Mathematical modeling of calcium phosphate precipitation in biologically relevant systems: scoping review.

Biologically guided precipitation of calcium phosphates is important for the formation of calcified human tissues, such as bone and teeth, and is of practical significance in numerous industrial and agricultural processes, such as wastewater treatment and dairy ultrafiltration. Mineral precipitation is physicochemically complex and becomes even more complex in the presence of biological materials. The theoretical foundation of phase transition in general has been developed and is vital for many applications, such as metallurgy and weather prediction. The goal of this scoping review was to identify and evaluate established mathematical approaches developed to describe the formation of calcium precipitates in biological systems.
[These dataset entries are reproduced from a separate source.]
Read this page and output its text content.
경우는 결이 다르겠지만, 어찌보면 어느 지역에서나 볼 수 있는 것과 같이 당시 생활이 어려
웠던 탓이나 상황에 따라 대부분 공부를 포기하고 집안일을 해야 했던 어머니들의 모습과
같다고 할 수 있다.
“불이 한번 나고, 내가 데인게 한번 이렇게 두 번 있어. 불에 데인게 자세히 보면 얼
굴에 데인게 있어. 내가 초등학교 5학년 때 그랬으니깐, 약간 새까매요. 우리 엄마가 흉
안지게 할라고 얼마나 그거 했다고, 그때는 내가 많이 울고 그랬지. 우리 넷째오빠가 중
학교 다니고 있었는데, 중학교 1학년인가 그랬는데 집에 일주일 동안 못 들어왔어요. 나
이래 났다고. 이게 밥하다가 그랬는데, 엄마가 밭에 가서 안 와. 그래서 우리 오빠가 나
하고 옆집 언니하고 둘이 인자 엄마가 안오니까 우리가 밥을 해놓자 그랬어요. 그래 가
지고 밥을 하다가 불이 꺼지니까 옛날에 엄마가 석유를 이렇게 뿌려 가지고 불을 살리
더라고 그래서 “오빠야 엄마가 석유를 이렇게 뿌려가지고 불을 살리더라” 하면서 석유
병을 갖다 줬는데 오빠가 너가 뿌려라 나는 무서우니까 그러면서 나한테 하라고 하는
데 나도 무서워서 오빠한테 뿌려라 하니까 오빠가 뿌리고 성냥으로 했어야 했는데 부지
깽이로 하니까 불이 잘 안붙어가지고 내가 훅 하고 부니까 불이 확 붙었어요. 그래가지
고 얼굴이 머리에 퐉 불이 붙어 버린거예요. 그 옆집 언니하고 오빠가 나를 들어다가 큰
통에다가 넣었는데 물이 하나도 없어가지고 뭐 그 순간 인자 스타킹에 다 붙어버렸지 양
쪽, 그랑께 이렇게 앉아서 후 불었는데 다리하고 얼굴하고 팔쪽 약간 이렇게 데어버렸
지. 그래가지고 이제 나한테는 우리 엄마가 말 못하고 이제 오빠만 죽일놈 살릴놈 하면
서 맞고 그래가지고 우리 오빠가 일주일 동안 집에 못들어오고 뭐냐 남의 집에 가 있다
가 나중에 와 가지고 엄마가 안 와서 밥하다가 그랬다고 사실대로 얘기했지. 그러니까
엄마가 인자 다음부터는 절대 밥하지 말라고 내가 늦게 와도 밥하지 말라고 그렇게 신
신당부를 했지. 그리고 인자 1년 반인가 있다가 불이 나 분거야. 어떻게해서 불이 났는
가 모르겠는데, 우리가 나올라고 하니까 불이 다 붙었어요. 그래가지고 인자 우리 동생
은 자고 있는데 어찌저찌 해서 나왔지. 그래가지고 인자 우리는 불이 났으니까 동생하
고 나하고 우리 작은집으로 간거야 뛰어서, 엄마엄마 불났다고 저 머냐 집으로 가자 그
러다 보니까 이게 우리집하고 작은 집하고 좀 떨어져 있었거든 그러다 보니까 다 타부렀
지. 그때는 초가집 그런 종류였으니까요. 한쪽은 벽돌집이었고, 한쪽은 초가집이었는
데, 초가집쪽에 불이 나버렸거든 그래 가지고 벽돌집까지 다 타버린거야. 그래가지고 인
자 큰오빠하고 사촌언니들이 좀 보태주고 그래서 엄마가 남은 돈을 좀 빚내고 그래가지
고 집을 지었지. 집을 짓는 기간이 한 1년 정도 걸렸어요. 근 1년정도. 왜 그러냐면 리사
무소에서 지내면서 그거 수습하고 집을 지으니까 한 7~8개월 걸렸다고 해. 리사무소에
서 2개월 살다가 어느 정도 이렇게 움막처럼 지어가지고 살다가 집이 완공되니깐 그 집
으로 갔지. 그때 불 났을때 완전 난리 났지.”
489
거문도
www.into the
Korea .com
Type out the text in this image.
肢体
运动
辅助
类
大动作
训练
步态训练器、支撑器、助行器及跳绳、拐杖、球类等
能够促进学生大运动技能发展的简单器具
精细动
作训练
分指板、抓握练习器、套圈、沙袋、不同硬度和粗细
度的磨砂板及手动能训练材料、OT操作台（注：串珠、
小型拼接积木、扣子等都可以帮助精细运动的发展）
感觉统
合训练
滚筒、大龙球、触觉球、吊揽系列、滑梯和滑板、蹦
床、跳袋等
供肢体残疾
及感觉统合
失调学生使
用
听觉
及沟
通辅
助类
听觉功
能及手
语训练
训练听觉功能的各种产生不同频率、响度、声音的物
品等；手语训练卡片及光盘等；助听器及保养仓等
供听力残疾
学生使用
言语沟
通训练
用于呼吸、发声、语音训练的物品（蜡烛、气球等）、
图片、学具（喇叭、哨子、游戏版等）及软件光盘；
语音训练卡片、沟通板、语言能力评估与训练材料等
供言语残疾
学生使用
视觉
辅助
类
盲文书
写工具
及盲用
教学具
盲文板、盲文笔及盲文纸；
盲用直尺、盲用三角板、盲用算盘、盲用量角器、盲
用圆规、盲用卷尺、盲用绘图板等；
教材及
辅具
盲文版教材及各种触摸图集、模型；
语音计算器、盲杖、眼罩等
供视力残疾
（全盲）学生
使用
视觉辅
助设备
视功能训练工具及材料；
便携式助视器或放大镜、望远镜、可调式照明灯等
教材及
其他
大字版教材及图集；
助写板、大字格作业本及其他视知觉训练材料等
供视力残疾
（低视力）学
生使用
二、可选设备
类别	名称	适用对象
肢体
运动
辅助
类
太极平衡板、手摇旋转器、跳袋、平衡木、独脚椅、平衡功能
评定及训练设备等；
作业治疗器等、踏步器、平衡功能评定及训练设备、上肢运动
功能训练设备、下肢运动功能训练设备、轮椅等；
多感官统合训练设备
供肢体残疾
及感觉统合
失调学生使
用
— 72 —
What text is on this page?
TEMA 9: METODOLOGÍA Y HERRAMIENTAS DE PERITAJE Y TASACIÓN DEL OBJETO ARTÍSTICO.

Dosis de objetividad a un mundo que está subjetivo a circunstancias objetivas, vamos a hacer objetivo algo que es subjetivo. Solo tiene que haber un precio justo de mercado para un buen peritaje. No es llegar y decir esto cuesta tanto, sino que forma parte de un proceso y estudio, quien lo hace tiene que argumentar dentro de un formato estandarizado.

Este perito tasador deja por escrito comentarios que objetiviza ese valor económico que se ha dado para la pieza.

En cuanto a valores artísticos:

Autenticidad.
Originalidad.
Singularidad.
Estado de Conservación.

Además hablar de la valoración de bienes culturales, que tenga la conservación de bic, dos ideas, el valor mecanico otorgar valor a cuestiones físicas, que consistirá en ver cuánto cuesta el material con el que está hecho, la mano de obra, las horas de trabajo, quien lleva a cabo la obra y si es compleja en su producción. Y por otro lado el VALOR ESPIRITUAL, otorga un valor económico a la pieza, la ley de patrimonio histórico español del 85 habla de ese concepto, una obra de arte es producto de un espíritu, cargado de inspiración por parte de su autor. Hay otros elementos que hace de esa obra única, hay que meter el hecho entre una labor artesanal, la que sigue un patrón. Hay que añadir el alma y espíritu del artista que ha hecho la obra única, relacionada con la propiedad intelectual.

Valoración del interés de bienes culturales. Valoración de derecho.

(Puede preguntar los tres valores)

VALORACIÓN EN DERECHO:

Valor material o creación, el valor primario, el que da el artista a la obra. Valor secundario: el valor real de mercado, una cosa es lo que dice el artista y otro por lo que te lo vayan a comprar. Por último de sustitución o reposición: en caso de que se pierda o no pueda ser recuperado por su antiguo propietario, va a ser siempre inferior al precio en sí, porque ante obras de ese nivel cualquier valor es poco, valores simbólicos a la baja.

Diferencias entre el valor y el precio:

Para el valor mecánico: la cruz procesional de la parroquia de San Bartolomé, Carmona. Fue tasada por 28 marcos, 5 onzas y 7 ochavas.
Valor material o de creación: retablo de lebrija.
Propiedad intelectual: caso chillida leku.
A scoping review was conducted using MathSciNet, Scopus, and Web of Science databases to retrieve eligible mathematical modeling papers on calcium precipitates in biological systems. From the 2096 studies screened, 115 studies were included. The major biological systems of interest were tissues of the human body (49/115), water research (38/115), and agricultural and earth sciences applications (17/115). The majority of studies described precipitation of calcium phosphate (79/115), followed by calcium carbonate (22/115). Mathematical modeling of calcium precipitation was dominated by classical nucleation (64/115) and kinetic (38/115) theories. Only a minority of studies explicitly modeled chemical reactions in the aqueous phase (33/115). Biological components were explicitly described in 45/115 studies and included as physicochemical limitations in 70/115 studies. The majority of the studies (91/115) attempted to quantitatively compare the model predictions to the experimental data, with 59/115 reporting good to reasonable fit. This scoping review suggests that broad theories, such as classical nucleation and kinetic theories, may be adapted for modeling calcium precipitation in biologically relevant systems; however, detailed mathematical descriptions of biological, chemical, and physicochemical aspects of calcium precipitation are required.